Понял-ли учебный, что неловко было бы после этого оспаривать Облома Иваныча, или раззадоренный сам чувством богатырства, особенно когда и немцы одобрительно зашептали промеж собой, — только он переменил разговор, вздохнул и согласился, что «всяк случается на эфтом свете!» Да кстати, чтоб намекнуть кой-что и о себе, — дескать и моя копейка не щербата! Пустился своим штуковатым языком расписывать и свои баталии: рассказал о каком-то кровавом деле с качествами, о котором потомство не узнает единственно потому, что дело это совершенно неизвестно и самим современникам обеих враждующих сторон. Это было в огромных размерах, нечто вроде той свирепой драки двух собак, после которой на поле битвы осталось только два хвоста, и даже менее.

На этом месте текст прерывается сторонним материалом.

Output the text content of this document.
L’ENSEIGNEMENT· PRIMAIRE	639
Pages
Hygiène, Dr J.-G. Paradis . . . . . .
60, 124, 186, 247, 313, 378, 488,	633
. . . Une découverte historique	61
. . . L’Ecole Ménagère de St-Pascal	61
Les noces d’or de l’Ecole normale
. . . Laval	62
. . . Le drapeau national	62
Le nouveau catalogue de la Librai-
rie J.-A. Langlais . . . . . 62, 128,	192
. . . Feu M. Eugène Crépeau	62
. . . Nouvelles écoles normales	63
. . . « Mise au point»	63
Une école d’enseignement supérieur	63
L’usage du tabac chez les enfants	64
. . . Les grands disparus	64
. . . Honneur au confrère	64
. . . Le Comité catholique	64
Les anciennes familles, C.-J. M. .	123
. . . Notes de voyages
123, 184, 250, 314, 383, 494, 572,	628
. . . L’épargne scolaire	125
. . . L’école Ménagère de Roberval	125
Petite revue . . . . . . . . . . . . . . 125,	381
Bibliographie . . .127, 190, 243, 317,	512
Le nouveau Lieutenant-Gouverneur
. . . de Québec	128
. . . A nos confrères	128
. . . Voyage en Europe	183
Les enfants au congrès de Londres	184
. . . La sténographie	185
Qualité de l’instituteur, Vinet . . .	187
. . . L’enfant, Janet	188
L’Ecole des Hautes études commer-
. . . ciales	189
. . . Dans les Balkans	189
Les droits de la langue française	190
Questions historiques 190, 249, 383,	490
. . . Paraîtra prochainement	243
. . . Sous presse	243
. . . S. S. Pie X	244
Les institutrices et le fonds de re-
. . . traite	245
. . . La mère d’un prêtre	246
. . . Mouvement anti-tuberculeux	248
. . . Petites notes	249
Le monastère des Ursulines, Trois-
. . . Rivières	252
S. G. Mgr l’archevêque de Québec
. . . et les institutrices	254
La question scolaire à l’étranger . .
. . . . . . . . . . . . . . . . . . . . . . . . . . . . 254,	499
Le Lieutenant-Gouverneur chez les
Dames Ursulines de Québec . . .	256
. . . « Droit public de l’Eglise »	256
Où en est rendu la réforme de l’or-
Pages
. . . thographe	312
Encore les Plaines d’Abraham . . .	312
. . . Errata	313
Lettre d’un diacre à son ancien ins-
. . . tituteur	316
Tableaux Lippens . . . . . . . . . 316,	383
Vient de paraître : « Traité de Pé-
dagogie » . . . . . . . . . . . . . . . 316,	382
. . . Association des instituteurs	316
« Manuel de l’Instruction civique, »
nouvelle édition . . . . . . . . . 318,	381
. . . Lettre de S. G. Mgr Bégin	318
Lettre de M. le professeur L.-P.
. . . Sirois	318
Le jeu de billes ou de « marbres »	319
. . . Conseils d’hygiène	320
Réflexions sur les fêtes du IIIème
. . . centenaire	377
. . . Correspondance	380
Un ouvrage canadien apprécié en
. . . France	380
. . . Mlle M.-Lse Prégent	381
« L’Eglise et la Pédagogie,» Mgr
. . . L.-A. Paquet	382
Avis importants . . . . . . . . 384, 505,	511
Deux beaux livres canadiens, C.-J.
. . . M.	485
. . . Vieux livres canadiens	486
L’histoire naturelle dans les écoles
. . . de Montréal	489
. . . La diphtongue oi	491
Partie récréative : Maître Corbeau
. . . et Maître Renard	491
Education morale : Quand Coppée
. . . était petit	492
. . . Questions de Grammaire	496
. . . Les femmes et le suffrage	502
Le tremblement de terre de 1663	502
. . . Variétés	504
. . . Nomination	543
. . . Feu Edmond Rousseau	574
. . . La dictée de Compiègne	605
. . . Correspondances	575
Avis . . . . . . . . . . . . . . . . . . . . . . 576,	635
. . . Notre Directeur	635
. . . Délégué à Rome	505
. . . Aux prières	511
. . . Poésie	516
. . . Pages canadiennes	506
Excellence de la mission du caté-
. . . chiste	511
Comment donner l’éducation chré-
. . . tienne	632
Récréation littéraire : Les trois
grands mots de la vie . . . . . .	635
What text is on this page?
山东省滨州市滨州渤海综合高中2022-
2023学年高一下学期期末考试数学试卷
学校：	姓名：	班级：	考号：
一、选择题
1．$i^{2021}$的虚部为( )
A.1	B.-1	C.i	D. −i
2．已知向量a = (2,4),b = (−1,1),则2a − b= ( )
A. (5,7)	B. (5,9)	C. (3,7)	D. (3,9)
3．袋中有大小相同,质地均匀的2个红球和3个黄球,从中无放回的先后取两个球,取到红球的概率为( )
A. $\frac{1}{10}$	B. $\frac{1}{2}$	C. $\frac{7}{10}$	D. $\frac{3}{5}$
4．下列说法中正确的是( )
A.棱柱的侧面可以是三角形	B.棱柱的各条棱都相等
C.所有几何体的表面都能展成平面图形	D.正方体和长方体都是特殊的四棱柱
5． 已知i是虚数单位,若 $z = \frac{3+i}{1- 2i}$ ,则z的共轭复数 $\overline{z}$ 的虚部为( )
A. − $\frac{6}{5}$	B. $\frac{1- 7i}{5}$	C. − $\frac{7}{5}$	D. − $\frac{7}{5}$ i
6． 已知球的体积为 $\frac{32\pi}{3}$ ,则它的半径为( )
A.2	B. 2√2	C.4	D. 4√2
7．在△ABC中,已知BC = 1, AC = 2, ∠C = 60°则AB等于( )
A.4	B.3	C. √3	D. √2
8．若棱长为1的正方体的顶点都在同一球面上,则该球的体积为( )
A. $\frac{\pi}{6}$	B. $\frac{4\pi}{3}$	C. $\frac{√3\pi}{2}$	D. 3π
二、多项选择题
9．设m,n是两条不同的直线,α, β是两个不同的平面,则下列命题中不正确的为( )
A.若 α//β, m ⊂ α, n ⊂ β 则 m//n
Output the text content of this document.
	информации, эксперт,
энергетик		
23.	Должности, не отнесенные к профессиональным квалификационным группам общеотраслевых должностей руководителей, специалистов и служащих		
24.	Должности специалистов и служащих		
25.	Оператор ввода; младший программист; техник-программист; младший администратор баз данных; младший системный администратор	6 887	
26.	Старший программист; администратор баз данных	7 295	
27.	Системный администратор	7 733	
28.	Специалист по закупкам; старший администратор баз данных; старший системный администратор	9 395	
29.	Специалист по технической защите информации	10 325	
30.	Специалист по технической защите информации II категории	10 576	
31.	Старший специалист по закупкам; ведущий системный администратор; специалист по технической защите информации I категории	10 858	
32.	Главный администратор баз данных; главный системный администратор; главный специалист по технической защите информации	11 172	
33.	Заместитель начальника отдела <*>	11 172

«Итак, — молвил рыцарь, — пошла, сударь мой, что называется, потеха и салютация, все единственно — каша, и своих не узнаешь! Я, признаться, перебрал их не один, так сказать, десяток; косил совершенно в три косы, на все, то есть, четыре стороны, — пардону не было! Как вдруг, сударь мой, они злодеи-изверги возьми да и совершенно окружи меня со всех трех сторон, а потом и с четвертой! Вижу, сударь, неминучую, пропадаю: ну и я, то есть, тут поступил свирепо, будут-с вековечно помнить-с!..» — и заврался так, что даже фельдшер проснулся.